Examination of Witness (Questions 360
- 368)
WEDNESDAY 10 MAY 2000
DR NEIL
CHALMERS, MR
LEN POLE
AND MS
SHARON PAGE
Derek Wyatt
360. If I understood Bruce Chatwin's book, Song
Lines, with respect to the Aborigines, they do not actually
follow laws and customs. They do not accept any of the ways in
which we currently perceive these things legally. One is on the
M1, one is on the M8. That is the issue for the indigenous tribes
all over the world. They do not accept our values.
(Ms Page) Indeed.
361. And therefore where can we have this debate?
We acquire the things, we own some of their things, so there is
not a middle way because they do not even accept that we do not
accept that. How can there be a middle way?
(Mr Pole) If I may put in a discussion point, speaking
anthropologically, there are a whole variety of ways and if we
are looking at one extreme that you have mentioned, then there
may be some difficulties there but I think we have to try to develop
more supple concepts of ownership and relationship between museums
in this country or in other countries that have responsibility
for these collections and their originating communities, and it
does seem to me that by applying this in a more general and generous
way we should be able to come to some kind of arrangement which
does find some kind of balancing point between the competing requirements.
362. You have said you have spent two years
cataloguing two million objects, was it?
(Dr Chalmers) This was in fact about 450 objects from
Australia and the Torres Straights and a few thousand objects
from other parts of the world.
363. And that took you two years?
(Dr Chalmers) Yes.
364. And the cost of that was what?
(Dr Chalmers) I am not giving a considered view. We
are talking about, say, £50,000; more than that, £60,000.

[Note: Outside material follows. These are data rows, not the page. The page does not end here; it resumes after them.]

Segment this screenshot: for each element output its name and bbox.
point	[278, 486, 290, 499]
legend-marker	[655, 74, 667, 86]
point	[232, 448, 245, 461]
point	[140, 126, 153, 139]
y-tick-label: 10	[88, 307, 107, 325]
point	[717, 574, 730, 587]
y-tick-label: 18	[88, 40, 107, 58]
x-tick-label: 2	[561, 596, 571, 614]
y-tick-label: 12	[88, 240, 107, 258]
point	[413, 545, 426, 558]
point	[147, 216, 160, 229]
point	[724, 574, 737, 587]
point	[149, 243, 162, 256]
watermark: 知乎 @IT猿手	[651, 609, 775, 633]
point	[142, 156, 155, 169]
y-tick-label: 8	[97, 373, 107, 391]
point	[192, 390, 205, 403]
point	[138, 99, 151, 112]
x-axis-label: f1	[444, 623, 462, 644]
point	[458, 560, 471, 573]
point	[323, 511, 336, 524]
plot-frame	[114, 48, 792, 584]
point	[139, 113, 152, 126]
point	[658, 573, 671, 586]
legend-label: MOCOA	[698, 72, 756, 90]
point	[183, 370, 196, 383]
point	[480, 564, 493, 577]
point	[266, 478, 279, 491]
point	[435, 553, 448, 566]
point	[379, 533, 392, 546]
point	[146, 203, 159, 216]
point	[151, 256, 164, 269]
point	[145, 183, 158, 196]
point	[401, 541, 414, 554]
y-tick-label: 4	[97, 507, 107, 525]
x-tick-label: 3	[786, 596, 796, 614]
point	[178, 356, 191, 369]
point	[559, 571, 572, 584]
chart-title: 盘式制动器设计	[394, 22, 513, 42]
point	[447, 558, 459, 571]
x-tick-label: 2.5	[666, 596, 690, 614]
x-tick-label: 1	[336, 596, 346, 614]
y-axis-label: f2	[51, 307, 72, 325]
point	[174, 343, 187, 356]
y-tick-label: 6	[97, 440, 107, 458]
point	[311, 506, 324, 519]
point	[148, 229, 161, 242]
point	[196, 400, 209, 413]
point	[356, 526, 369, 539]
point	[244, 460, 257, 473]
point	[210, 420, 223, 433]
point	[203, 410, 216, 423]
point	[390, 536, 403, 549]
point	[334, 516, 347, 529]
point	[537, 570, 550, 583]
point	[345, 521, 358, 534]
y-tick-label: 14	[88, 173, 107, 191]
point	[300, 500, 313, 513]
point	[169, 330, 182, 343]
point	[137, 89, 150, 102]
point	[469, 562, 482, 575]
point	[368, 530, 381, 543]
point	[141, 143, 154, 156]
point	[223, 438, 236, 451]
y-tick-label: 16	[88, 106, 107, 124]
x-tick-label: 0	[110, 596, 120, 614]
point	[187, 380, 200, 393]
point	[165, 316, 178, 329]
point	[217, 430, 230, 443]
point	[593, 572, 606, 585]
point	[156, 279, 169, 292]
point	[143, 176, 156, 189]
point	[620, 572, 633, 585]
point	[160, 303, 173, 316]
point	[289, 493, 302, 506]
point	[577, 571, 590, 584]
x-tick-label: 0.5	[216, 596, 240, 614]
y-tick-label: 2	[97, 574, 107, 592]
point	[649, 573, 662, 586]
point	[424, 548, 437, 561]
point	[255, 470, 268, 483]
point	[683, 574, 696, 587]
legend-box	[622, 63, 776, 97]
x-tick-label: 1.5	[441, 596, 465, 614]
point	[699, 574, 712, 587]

365. Given that the sports strategy just announced
for the first time ever that it is actually going to ask how many
playing fields we have, which we do not know, incredibly, here
we are saying sort of out loud that there ought to be some sort
of audit of these things and you are saying you have got 68 million
in the Natural History Museum, the total number in the United
Kingdom is, I do not know, 500 million, and then you add Europe,
this is overwhelming. It just cannot be done. Is that what you
are really saying?
(Dr Chalmers) I am saying it cannot be done today
or within the foreseeable future. The only way is to identify
your top priority areas and say, "That is where we put our
efforts and money."
366. Do you wish that to come from the Government?
The New Opportunities Fund, if I give you one example, from the
National Lottery there is a digital fee in there of £50 million
that people can apply for to digitise their library or their art
collection. We could, if we wanted to, visit the Lottery in due
course and say, "This is such a big thing, we cannot persuade
the Treasury", or whoever it is, but we might be able to
look at the Lottery. What sort of figure is it, are you saying
is it £1 billion or are you saying it is £500 million
in the United Kingdom?
(Dr Chalmers) I have never done a calculation across
the entire museum community. If we wish to catalogue digitally
our entire collection in the Natural History Museum, at the rate
we are going it would take us about 300 years. That is a phenomenal
rate. We are digitising at a phenomenal rate and we are adding
to the collection at a phenomenal rate. The cost of that is astronomical.
If one is going to talk realistically one ought to be talking
in hundreds of millions of pounds, I think.
367. Is it your job to start to analyse collections
across Britain and say, "Director, we really need you to
get hold of that collection and in three years time please give
us the whole archive background to it?" What are you trying
to do in this area?
(Dr Chalmers) Our job is not to direct, it is to advise.
We are an advisory group and our job is, first of all, to advise
when these guidelines were drafted and to make comments as representatives
of the museum community. Secondly, to look at the need for a resource
centre, and advise and help the museum community as these issues
continue. Our job is in no way to direct museums or galleries
around the country into specific courses of action.
368. Do you see that as the Minister for the
Arts job?
(Dr Chalmers) If anybody is going to be in a position
to give advice or direction it will have to come through the new
MLAC/Resource body, whether they will do that and exactly how
they might do it is an open question, because they have only been
set up very recently. In the end it will come down to a closer
working relationship between the various parts of the museum sector,
which is somewhat fragmented at the moment.
Chairman: You have satisfied everybody.
Thank you very much indeed, very helpful.